BTC comprises the largest pool of reserves, followed by SHIB and ETH – Source: Nansen
It does seem that a contingent of Crypto.com’s customer base is spooked, but whether they’re righteous or just being compelled by so-called ‘FUD’ (fear, uncertainty and doubt) is a matter of debate.
No one can deny that scrutiny is a good thing, particularly in the unregulated world of cryptocurrency, but the self-fulfilling phenomenon that is the bank run also has its dangers, and one wonders if soon a legitimate company will fall victim to undeserved speculation.
They could do themselves a favour by releasing proof of reserves post haste.
Thankfully there is an easy fix in the meantime: Keep your coins off the exchanges and in a third-party wallet, many of which are free and easy to use.
Marszalek addresses the public
In a live Q&A on YouTube, Chief executive Kris Marszalek assured listeners that the exchange’s native CRO token has never been used as loan collateral, a practice which caused the shock demise of former competitor FTX.
If true, that should come with a massive sigh of relief for stakeholders, given that CRO’s value has tanked over 40% in the past week.
Marszalek also said that of the one billion dollars of exposure his company had to FTX, 90% has been recovered.

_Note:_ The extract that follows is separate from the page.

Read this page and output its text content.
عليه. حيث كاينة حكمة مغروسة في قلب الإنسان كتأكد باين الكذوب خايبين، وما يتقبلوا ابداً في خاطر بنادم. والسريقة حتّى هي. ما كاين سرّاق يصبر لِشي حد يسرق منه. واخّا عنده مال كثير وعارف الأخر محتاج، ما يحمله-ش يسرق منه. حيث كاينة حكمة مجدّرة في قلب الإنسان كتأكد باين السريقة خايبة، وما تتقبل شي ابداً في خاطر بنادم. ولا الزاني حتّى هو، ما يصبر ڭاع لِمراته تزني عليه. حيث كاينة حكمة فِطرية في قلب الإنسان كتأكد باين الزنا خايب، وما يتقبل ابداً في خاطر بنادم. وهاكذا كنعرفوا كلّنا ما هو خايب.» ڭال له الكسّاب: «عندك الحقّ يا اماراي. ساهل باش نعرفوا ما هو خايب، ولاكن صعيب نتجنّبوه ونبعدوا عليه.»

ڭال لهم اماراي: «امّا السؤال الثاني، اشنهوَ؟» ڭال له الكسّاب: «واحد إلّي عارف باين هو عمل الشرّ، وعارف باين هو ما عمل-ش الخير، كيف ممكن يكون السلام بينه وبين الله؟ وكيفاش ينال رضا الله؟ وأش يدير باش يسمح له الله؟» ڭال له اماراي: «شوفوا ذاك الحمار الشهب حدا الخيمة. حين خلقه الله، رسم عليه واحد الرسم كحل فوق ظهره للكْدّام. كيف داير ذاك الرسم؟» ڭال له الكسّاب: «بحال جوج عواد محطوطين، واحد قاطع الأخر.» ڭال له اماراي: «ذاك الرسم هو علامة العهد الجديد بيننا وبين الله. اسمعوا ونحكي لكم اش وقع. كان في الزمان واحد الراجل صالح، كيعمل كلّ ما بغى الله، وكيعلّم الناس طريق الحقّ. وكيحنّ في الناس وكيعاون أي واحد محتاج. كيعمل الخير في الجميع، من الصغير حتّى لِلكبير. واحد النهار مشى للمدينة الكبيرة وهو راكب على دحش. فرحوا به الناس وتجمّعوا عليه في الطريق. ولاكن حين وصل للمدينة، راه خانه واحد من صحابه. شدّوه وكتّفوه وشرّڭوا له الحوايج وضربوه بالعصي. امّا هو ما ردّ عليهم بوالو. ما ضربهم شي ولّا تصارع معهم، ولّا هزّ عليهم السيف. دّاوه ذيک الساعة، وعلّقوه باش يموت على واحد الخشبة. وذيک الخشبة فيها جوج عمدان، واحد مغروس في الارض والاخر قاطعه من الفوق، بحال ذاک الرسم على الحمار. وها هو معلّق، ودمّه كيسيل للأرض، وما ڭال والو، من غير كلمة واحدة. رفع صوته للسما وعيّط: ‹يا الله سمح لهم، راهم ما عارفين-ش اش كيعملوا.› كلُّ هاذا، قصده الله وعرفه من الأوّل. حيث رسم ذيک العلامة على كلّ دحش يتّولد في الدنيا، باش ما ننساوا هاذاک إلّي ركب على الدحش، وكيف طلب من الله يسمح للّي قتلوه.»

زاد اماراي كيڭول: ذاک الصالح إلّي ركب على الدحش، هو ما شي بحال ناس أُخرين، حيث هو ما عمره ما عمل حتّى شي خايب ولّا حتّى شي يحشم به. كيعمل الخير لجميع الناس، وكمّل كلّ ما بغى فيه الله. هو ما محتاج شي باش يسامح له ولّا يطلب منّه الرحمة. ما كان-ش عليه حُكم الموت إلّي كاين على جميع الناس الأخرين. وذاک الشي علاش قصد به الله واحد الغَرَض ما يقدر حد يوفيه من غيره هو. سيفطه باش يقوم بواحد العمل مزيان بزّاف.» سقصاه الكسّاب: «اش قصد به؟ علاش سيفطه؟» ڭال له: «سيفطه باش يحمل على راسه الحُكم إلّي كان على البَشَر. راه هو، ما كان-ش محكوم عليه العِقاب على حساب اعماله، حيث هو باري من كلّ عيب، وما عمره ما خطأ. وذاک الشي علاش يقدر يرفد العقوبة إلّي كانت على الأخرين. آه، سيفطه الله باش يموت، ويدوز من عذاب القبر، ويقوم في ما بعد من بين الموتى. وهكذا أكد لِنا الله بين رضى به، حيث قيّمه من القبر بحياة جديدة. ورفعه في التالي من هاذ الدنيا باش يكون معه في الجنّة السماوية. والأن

One statement did stand out though: Referring to Crypto.com’s sponsoring of the LA Lakers’ home stadium (which changed its name from Staples Centre to Crypto.com Arena in 2021), Marszalek said: “We pay a small amount every year, which amounts to around 10% of our revenue.”
Despite declaring that “this is not crazy compared to other companies”, 10% of company revenues for naming rights to a stadium during a bruising bear market must be a hard sell to even the most optimistic of investors.
Gigantic naming rights deals and Matt Damon-fronted Super Bowl advertisements belie the fact that Crypto.com is actually a small fry in the digital asset exchange sector.
According to CoinMarketCap’s table, which takes into account volumes, liquidity and visitor numbers, Crypto.com ranks as the 16th largest exchange, behind Gate.io and lesser-known platforms such as Bitget, Bithumb and Bybit.